E se a vacina não for aprovada?

Carla diz que o NHS já fez “imensos preparativos”, como vacinar muitos profissionais de saúde contra a gripe, para libertar pessoas para distribuir a vacina da covid-19. “Já nos disseram que em Dezembro deveremos receber uma das vacinas”, diz a portuguesa.

Os jornais britânicos dizem que o regulador britânico pode aprovar dentro de poucos dias a vacina do consórcio Pfizer e BioNTech, que tem uma eficácia de 95%. Mas e se essa ou outra opção for aprovada antes da vacina da Oxford/AstraZeneca ou se, algo que também está em cima da mesa, esta não for aprovada de todo? 

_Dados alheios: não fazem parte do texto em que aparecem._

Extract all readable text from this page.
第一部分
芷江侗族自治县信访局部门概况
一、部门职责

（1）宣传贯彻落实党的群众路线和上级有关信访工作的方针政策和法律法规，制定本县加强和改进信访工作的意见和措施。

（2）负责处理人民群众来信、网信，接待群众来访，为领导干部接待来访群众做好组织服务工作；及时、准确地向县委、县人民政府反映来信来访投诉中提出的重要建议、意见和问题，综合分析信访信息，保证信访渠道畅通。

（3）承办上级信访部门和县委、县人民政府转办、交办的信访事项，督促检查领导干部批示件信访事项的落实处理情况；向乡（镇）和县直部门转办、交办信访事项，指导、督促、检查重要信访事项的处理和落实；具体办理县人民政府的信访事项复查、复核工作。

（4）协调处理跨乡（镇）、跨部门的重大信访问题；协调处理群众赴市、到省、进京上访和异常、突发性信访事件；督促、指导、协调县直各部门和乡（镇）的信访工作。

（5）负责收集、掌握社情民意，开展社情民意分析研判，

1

Nesses casos, como Carla faz parte de um dos grupos prioritários, terá o direito de telefonar aos investigadores e perguntar se recebeu o placebo ou a vacina da covid-19. “Disseram-me que ia haver transparência total e que me iam explicar quais os riscos, se eles existirem, de tomar outra vacina. Deixaram isso muito claro e todos os voluntários receberam essa directriz”, afirma.

Da vacina de Oxford falta conhecer ainda os resultados finais da fase 3 dos ensaios clínicos, mas o Reino Unido já assegurou 100 milhões de doses, juntamente com outros sete milhões de doses da vacina da Moderna e de 40 milhões da Pfizer/BioNTech — todas elas estão pendentes de aprovação pelo regulador.